Pakistan critic found dead as activists call for investigation
Islamabad: An exiled Pakistani dissident and critic of the nation's military has been found dead in Canada, prompting calls for an investigation into her death.
Karima Baloch did not appear suicidal but had been receiving threats in the weeks before her disappearance at the weekend, her family said.
Canadian police said the 37-year-old's body was found in Toronto on Monday evening, local time, after she went missing the previous day.
A police spokesman said the death was being treated as "a non-criminal death and there are not believed to be any suspicious circumstances". But Amnesty called her death "deeply shocking" and said it "must be immediately and effectively investigated".
Baloch rose to prominence as an activist in the poverty-stricken but resource-rich province of Balochistan, which has been home to a long-running separatist insurgency.
Campaigners allege that thousands have disappeared as Pakistan's military wages a brutal campaign to quash the separatists. The military denies abuses.
Baloch rose through the ranks of the Baloch Students' Organisation (BSO) and went on to lead the activist group despite it being banned.
She campaigned to highlight human rights abuses in the province and fled to take asylum in Canada in 2016. She had continued to campaign while in Canada.
In 2016, she was named in the BBC's annual list of 100 inspirational and influential women.
Her husband, Hammal Haider, who is also an exiled Pakistani activist, told The Guardian he did not believe she had killed herself.
"She was a strong lady and she left home in a good mood," he said. "We can't rule out foul play as she has been under threats.
"She left Pakistan as her home was raided more than twice. Her uncle was killed. She was threatened to leave activism and political activities but she did not and fled to Canada."
He said he had also received threats over social media a month ago after he had raised the issue of human rights abuses and military operations in the province.
He said: "I was told that my brothers and wife can be targeted.

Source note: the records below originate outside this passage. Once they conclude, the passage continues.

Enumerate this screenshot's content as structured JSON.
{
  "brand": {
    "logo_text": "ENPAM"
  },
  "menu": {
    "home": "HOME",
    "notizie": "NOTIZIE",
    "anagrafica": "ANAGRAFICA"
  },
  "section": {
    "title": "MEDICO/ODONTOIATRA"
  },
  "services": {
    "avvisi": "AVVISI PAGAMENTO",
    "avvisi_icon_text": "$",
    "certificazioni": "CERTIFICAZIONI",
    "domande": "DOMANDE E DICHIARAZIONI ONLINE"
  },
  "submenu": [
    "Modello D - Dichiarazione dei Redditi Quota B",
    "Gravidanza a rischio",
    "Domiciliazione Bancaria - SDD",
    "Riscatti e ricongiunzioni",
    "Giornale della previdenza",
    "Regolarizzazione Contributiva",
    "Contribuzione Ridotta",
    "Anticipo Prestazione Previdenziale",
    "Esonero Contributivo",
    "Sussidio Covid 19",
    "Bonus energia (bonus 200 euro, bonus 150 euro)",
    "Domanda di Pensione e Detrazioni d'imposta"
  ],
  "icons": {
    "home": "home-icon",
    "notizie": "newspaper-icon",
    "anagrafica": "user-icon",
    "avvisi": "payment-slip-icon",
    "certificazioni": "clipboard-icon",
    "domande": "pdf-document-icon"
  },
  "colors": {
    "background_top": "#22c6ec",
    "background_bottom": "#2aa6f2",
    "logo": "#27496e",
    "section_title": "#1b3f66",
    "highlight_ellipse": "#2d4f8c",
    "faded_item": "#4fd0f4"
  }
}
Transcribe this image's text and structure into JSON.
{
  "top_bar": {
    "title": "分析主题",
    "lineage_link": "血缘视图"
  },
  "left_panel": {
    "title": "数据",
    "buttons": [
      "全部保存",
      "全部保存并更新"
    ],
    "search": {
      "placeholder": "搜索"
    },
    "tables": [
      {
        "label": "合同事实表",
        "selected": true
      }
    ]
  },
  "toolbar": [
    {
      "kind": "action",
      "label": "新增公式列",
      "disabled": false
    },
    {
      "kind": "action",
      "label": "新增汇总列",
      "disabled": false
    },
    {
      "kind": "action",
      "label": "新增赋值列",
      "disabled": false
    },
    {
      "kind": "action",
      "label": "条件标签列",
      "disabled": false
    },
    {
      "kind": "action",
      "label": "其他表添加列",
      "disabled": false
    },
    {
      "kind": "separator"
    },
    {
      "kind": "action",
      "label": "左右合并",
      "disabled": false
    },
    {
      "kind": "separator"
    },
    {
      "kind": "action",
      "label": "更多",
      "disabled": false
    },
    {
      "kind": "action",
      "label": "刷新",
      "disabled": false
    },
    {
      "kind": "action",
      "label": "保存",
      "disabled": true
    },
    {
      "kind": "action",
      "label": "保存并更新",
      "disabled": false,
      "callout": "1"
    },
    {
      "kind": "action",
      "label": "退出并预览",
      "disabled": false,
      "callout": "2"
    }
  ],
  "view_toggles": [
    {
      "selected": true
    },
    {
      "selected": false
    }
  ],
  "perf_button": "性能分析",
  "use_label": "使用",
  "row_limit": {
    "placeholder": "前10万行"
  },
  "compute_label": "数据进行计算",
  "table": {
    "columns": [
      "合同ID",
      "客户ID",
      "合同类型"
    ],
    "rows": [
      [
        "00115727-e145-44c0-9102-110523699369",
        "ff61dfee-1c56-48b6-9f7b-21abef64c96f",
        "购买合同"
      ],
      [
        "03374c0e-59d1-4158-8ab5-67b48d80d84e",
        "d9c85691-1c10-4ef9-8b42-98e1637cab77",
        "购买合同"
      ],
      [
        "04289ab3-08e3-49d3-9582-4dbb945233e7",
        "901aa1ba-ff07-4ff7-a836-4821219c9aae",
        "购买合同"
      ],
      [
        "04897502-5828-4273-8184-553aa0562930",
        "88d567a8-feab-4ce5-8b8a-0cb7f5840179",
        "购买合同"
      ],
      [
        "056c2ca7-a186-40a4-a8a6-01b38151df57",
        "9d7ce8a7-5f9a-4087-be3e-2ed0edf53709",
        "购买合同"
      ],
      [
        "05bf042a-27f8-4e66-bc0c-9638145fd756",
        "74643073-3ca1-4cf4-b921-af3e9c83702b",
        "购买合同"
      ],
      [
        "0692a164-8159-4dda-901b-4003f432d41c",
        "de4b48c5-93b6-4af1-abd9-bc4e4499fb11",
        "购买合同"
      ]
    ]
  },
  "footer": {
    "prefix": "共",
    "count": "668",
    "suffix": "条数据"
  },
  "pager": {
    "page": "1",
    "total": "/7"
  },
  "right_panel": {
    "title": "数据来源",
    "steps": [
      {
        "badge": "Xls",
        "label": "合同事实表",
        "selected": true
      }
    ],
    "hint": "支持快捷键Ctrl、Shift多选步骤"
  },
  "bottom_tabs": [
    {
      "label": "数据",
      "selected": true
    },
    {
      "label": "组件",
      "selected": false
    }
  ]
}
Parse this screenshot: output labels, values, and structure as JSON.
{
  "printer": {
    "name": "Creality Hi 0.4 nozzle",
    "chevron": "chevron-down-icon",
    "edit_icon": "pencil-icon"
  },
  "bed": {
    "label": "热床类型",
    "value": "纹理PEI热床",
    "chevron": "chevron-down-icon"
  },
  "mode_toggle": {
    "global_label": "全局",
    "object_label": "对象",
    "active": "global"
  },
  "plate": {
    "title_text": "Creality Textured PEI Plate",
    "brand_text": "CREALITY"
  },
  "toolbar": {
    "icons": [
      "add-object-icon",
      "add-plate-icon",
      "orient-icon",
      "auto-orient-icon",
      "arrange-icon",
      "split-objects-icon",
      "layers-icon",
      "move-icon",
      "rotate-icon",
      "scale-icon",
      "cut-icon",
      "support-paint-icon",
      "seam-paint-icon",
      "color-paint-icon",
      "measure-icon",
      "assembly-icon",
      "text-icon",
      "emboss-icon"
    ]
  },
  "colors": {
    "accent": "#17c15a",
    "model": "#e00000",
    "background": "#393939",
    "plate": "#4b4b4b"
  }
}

I didn't take them seriously. We often get such trolls and threats while talking about human rights abuses."
The Canadian government had yet to comment on the case last night.
Baloch is the second Balochistan dissident to die in exile this year. A journalist called Sajid Hussain, who had left Pakistan after threats and sought asylum in Sweden, was found dead in a river outside Uppsala in April.
The Swedish prosecution authority in July closed a preliminary murder investigation into his death, saying that they no longer suspected a crime had taken place.